App. 3d 684, 719-727 (1978); Hurt, supra at 166 (appellate counsel argued
rehearing while being sued by trial counsel for libel as to appellate
argument); Corona, supra at 704, 719-720 (trial counsel's literary contract
"called for . . . holding a lengthy and sensational trial at any
price . . . to increase the financial potential of the acquired
publication rights," and to forgo defenses of mental incompetence or legal
insanity).
[26] Where no
actual conflict exists, "an attorney's personal interests or obligations
may still give rise to a 'potential' conflict," Mosher, 455 Mass. at 823,
which requires reversal upon an additional showing of "material
prejudice," Tate, 490 Mass. at 509, quoting Commonwealth v. Shraiar, 397
Mass. 16, 20 (1986).
[27] We reference
these manifestations, as does the defendant, to demonstrate the defendant's
showing of an actual conflict of interest.
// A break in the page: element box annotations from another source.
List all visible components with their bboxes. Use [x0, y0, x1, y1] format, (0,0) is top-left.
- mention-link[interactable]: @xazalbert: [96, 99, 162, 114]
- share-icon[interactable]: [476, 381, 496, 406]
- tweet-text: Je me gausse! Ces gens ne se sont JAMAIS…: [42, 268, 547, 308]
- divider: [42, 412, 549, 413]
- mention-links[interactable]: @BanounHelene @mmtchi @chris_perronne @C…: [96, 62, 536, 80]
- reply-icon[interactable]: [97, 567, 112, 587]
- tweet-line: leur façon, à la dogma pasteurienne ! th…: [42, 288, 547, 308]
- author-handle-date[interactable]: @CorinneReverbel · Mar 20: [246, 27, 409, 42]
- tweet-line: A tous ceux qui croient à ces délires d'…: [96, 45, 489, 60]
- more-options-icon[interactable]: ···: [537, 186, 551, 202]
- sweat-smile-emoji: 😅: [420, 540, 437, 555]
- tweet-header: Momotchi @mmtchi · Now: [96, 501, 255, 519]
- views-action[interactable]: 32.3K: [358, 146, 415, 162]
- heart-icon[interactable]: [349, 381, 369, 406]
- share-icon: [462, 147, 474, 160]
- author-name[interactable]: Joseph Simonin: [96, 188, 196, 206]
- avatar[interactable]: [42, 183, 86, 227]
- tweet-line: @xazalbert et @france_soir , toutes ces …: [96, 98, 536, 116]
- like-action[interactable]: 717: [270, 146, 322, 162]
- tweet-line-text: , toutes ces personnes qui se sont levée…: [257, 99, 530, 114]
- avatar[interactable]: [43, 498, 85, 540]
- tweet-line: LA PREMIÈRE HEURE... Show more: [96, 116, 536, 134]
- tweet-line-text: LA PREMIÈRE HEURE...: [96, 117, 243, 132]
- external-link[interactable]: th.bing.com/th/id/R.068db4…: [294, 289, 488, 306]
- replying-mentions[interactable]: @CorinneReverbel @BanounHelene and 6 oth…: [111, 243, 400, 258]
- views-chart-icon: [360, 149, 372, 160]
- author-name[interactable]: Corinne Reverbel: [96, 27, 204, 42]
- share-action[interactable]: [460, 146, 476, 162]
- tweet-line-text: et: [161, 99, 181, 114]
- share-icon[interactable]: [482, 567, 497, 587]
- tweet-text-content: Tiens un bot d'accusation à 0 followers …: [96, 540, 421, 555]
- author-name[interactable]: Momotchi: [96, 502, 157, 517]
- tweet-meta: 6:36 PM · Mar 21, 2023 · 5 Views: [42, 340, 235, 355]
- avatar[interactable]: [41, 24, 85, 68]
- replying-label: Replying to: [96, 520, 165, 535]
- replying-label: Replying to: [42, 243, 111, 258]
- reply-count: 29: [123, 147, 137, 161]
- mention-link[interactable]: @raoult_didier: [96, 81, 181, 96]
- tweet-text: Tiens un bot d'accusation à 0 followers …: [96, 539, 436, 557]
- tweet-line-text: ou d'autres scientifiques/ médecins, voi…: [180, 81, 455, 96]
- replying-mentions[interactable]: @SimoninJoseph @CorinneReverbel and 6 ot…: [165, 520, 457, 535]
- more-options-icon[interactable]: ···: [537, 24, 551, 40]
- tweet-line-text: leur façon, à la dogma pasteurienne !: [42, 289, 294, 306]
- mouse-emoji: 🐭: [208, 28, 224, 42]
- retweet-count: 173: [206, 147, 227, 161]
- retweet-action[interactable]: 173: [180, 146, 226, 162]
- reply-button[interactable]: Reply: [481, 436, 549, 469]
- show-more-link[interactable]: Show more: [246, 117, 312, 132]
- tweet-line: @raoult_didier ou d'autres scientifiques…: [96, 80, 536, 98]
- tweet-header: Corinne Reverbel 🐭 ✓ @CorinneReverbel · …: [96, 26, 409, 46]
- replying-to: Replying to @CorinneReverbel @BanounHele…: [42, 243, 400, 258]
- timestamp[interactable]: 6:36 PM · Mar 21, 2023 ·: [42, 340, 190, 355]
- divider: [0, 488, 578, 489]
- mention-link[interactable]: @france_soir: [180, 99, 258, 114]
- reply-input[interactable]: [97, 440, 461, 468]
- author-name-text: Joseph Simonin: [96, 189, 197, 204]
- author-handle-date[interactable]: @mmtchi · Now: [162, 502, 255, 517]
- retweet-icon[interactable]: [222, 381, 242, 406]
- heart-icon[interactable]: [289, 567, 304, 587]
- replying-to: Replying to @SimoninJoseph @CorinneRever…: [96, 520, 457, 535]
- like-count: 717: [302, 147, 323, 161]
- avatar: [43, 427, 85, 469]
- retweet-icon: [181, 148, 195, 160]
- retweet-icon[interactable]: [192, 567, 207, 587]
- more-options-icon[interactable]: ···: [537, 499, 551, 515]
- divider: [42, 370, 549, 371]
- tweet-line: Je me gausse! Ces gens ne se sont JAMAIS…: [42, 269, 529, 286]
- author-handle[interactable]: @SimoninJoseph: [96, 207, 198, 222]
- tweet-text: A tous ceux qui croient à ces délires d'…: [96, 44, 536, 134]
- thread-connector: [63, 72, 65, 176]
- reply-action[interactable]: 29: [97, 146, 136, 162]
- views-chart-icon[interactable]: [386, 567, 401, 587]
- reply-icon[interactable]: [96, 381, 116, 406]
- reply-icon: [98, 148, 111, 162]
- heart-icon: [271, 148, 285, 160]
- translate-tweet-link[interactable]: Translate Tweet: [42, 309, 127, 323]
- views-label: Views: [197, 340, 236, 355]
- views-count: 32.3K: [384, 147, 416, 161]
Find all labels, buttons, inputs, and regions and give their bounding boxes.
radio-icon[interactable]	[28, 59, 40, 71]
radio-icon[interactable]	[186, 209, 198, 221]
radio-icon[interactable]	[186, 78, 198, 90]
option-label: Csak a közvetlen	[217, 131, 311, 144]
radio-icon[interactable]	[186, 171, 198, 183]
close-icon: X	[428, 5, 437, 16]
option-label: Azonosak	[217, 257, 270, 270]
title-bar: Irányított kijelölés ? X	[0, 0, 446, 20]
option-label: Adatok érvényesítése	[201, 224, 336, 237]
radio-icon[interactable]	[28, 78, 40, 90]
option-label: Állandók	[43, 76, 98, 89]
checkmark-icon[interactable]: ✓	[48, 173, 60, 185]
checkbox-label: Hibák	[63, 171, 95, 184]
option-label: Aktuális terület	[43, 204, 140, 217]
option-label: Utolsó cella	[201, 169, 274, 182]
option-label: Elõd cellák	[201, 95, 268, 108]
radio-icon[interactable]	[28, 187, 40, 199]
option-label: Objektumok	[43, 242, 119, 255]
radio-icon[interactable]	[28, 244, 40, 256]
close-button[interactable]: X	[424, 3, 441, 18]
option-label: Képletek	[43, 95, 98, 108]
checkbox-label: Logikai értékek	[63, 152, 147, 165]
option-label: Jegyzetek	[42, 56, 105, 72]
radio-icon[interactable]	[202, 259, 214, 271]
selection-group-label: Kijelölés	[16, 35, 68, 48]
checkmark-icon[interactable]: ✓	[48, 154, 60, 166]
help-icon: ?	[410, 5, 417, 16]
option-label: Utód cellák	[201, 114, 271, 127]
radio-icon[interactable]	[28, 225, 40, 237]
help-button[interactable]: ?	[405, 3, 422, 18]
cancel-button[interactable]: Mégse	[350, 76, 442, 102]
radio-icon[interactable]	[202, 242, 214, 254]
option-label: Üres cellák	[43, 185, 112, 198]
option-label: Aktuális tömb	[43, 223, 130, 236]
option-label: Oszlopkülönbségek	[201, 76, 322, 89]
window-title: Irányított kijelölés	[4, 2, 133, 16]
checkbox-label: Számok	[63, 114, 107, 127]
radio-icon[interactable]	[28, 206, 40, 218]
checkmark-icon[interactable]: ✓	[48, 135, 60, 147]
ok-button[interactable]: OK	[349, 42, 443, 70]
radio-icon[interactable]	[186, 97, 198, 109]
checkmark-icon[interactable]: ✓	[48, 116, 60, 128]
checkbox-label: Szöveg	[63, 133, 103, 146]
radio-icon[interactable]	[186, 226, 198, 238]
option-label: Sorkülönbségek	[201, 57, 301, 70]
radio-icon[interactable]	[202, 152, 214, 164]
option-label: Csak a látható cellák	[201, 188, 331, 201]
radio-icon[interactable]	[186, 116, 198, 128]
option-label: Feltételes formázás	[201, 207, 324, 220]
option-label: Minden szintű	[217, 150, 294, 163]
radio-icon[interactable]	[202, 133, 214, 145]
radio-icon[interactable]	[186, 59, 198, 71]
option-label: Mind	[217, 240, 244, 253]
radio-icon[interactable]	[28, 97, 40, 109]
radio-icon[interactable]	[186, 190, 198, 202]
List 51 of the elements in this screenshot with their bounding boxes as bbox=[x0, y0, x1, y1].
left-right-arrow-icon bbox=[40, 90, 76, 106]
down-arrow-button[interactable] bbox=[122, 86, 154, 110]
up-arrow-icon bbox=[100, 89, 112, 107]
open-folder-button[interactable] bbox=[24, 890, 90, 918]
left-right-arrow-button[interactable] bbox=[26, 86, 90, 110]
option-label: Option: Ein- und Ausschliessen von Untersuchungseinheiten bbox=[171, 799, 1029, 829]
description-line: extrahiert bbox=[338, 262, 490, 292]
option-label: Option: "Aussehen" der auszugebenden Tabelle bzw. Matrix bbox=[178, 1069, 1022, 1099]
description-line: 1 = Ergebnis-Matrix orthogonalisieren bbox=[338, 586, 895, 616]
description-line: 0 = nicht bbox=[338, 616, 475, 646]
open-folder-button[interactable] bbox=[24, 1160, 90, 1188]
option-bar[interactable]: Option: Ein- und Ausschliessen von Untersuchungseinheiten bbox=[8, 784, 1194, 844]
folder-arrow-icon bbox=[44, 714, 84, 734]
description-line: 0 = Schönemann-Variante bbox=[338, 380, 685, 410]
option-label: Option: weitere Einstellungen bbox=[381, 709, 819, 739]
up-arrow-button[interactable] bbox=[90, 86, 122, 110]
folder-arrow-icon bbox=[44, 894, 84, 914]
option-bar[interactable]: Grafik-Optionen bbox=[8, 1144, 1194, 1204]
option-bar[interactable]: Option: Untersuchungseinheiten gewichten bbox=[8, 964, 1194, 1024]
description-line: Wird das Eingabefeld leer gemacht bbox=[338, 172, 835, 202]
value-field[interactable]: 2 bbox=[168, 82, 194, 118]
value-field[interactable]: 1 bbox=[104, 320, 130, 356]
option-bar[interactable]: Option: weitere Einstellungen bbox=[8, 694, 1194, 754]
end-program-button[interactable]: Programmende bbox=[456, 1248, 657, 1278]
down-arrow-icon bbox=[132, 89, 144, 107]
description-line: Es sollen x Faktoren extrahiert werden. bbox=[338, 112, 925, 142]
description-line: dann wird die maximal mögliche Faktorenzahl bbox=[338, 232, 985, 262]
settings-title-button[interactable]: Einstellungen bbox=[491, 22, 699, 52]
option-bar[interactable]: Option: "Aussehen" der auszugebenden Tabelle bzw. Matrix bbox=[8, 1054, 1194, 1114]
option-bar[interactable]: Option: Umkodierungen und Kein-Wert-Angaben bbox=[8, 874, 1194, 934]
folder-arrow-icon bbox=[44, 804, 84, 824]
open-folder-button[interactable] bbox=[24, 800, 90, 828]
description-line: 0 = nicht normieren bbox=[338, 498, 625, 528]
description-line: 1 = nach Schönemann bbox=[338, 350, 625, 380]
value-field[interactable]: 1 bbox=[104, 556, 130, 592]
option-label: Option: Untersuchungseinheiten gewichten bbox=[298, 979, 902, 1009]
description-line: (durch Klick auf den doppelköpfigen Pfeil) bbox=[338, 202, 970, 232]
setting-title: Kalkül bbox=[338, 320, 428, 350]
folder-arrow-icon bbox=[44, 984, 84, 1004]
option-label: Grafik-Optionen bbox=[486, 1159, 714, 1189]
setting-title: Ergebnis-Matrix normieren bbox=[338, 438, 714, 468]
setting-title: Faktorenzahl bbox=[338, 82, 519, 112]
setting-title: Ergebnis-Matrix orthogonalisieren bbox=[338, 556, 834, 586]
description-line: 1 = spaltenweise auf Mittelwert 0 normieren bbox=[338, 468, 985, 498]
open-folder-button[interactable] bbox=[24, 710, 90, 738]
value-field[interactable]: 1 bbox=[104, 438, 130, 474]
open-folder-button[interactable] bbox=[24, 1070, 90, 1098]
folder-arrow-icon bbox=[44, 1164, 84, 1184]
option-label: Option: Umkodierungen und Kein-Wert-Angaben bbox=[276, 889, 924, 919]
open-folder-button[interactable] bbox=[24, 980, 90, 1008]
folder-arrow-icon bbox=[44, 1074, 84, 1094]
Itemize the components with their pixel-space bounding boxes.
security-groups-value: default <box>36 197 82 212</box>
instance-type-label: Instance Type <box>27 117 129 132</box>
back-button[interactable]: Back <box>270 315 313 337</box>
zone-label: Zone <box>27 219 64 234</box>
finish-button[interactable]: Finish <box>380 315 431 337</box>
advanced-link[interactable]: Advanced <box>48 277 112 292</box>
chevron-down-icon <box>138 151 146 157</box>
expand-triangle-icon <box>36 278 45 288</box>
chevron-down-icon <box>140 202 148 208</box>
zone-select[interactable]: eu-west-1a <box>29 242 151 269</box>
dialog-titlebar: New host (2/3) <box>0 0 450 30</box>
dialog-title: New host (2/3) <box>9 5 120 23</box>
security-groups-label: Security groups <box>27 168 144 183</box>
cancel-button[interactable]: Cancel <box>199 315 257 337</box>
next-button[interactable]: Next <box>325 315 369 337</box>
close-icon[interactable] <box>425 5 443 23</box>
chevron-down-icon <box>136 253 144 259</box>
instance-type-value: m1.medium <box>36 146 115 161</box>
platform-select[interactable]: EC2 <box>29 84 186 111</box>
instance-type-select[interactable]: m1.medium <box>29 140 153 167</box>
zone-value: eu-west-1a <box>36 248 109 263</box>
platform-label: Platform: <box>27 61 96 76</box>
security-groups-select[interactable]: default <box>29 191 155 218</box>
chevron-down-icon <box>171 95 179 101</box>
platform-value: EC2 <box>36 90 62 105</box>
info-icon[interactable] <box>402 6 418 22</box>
Because he has shown an actual conflict of interest, he need not show
any prejudice, as discussed supra. We
need not reach the hypothetical question, raised by the concurring justice,
whether, in the absence of this evidence, a hypothetical defendant would have
met his or her burden to show an actual conflict.
[28] Notably,
Gideon and other seminal cases involving the right to counsel were decided
during the heart of the civil rights era, as courts considered the protection
of a broad range of rights, including the right to equal protection of the
law. See Henning, Race, Paternalism, and
the Right to Counsel, 54 Am. Crim. L. Rev. 649, 649 & n.3 (2017), citing
Neuborne, The Gravitational Pull of Race on the Warren Court, 2010 Sup. Ct.
Rev. 59, 86 ("Decided during the heart of the Civil Rights era, [Gideon
was] implicitly -- although not explicitly -- concerned about the way [B]lack
defendants were treated in the criminal and juvenile justice systems
. . ."). See also Chin,
Race and the Disappointing Right to Counsel, 122 Yale L.J. 2236, 2239 & n.5
(2013) (collecting scholarship concluding that "Gideon was a race case"
despite Gideon himself being white).
[29] That the
defendant here had a particularly thick skin and did not recognize Doyle's
bigotry at the time is of no import. The
standard for a conflict of interest is whether "no impartial observer
could reasonably conclude that the attorney is able to serve the defendant with
undivided loyalty." Mosher, 455
Mass. at 819-820.
[30] Doyle did
not simply adhere to a different "worldview" or merely dislike the
offenses the defendant was accused of committing. Racism and bigotry -- here, disdain for
persons because of their race and religion -- are different in kind from
disapproval of a person's actions or opinions.
[31] Because we
hold that defense counsel had an actual conflict of interest mandating
reversal, we need not address the defendant's alternative arguments that the appointment
of Doyle violated his rights to equal protection and due process.